Australian society is in the midst of a serious conversation about sex and sexuality. We can’t escape questions of sex and sexuality. And Christians shouldn’t seek to avoid them—not if we intend to connect with the culture in which we live. But have we already said too much? Christians are increasingly being asked this question in a variety of forms: what right do churches and other religious groups have to impose their morality on others? How can we deny people the freedom to express their love? How can we refuse to acknowledge who they are as gay or lesbian people? How can such attitudes be allowed to control the laws of a secular society? And overarching it all: what role should religion play in public discourse? These are great questions, and thoughtful Christians have always asked them. But these questions shape our discussion in powerful ways. Is it worth stopping for a moment and wondering, what questions are we missing?
Good philosophy and theology begins with asking good questions—something Socrates famously exemplified.
Here’s one neglected question: what is sex for? This question has dominated the historic Christian conversation about marriage, sex, and procreation. But it also contributes to broader discussions of sex and sexuality. By asking about the purpose of sex, theology has a real contribution to make to our cultural conversation.

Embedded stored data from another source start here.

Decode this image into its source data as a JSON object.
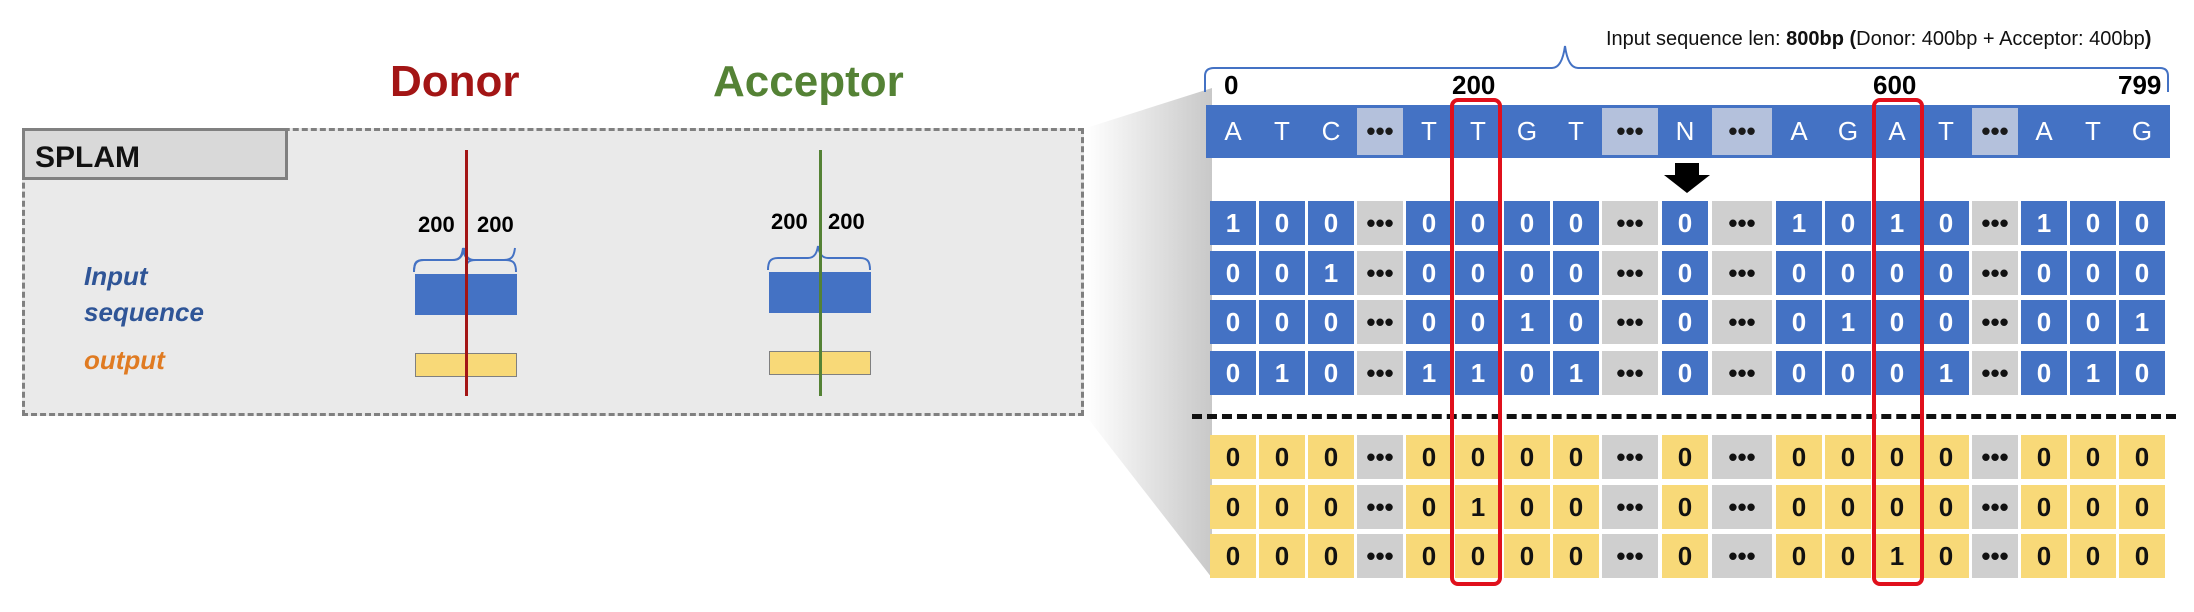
{
  "left": {
    "donor_title": "Donor",
    "acceptor_title": "Acceptor",
    "model_label": "SPLAM",
    "input_label_line1": "Input",
    "input_label_line2": "sequence",
    "output_label": "output",
    "flank_left": "200",
    "flank_right": "200"
  },
  "right": {
    "header_prefix": "Input sequence len: ",
    "header_bold": "800bp",
    "header_paren_open": " (",
    "header_detail": "Donor: 400bp + Acceptor: 400bp",
    "header_paren_close": ")",
    "axis_labels": [
      "0",
      "200",
      "600",
      "799"
    ],
    "sequence": [
      "A",
      "T",
      "C",
      "•••",
      "T",
      "T",
      "G",
      "T",
      "•••",
      "N",
      "•••",
      "A",
      "G",
      "A",
      "T",
      "•••",
      "A",
      "T",
      "G"
    ],
    "onehot": [
      [
        "1",
        "0",
        "0",
        "•••",
        "0",
        "0",
        "0",
        "0",
        "•••",
        "0",
        "•••",
        "1",
        "0",
        "1",
        "0",
        "•••",
        "1",
        "0",
        "0"
      ],
      [
        "0",
        "0",
        "1",
        "•••",
        "0",
        "0",
        "0",
        "0",
        "•••",
        "0",
        "•••",
        "0",
        "0",
        "0",
        "0",
        "•••",
        "0",
        "0",
        "0"
      ],
      [
        "0",
        "0",
        "0",
        "•••",
        "0",
        "0",
        "1",
        "0",
        "•••",
        "0",
        "•••",
        "0",
        "1",
        "0",
        "0",
        "•••",
        "0",
        "0",
        "1"
      ],
      [
        "0",
        "1",
        "0",
        "•••",
        "1",
        "1",
        "0",
        "1",
        "•••",
        "0",
        "•••",
        "0",
        "0",
        "0",
        "1",
        "•••",
        "0",
        "1",
        "0"
      ]
    ],
    "labels": [
      [
        "0",
        "0",
        "0",
        "•••",
        "0",
        "0",
        "0",
        "0",
        "•••",
        "0",
        "•••",
        "0",
        "0",
        "0",
        "0",
        "•••",
        "0",
        "0",
        "0"
      ],
      [
        "0",
        "0",
        "0",
        "•••",
        "0",
        "1",
        "0",
        "0",
        "•••",
        "0",
        "•••",
        "0",
        "0",
        "0",
        "0",
        "•••",
        "0",
        "0",
        "0"
      ],
      [
        "0",
        "0",
        "0",
        "•••",
        "0",
        "0",
        "0",
        "0",
        "•••",
        "0",
        "•••",
        "0",
        "0",
        "1",
        "0",
        "•••",
        "0",
        "0",
        "0"
      ]
    ]
  },
  "colors": {
    "donor": "#a31515",
    "acceptor": "#548235",
    "input_label": "#2f5597",
    "output_label": "#e07b22",
    "sequence_cell": "#4472c4",
    "label_cell": "#f8d978",
    "highlight": "#e0101c"
  }
}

Sitting with that question for a while might lead to other interesting questions that are not being asked. For instance, is there such a thing as sexuality? As sexual orientation? If so, are they fundamental to our identity? Does our understanding of our sexuality enhance or inhibit our flourishing as persons and in relationships? And what does that flourishing entail?
Michel Foucault, while no friend of traditional sexual moralities, draws attention to the way sex has become entangled with social control in modern discourse. He argues that definitions of sexuality and sexual orientation were inextricably linked to bureaucratic control and medicalised power.
As we see the ceding of that power from government and the law to the market and consumer choices, perhaps we should wonder whether our categories for thinking about sexuality have become shaped by patterns of consumption and use? Do these categories, when combined with late-modern capitalism’s obsession with the unconstrained will-to-consume, turn important aspects of our bodily existence into commodities that we consume?
That seems to be the case with the cosmetic surgery and anti-ageing industries (note the term ‘industry’). Particular patterns of bodily form are not only idealised in culture, but become goals we attain by purchase of physical technique (say, a personal trainer or a skin-care product) and surgical intervention, such that we impose sexualised (and highly gendered) bodily stereotypes on our own physique. Whether we are the primary consumers of this biomedical product or whether they’re aimed at actual or desired sexual partners, we commodify ourselves, thereby reinforcing these stereotypes and perpetuating a market for the products that allow us to attain them.
Are similar forces at work in the very ways we think about sexuality and sexual orientation? Are we at risk of ceding this important feature of human relationships to the market at the very time we’re wresting it out of the hands of government and the law?
These are big questions, seldom addressed. Perhaps, indeed, questions of sex and sexuality ought to prompt us to ask other questions, deeper questions, about what it means to be human, what it means to live in community, what role our bodily existence plays in the fostering of good social relationships, indeed, what constitutes good social relationships?
Perhaps these are odd questions. Be that as it may. Spend a little time listening to the questions that are and are not being asked, and then gently ask those questions that no one seems to be asking, and see where that takes the conversation.
 Michel Foucault, The History of Sexuality: Volume I: An Introduction. Translated by Robert Hurley (Pantheon, 1978).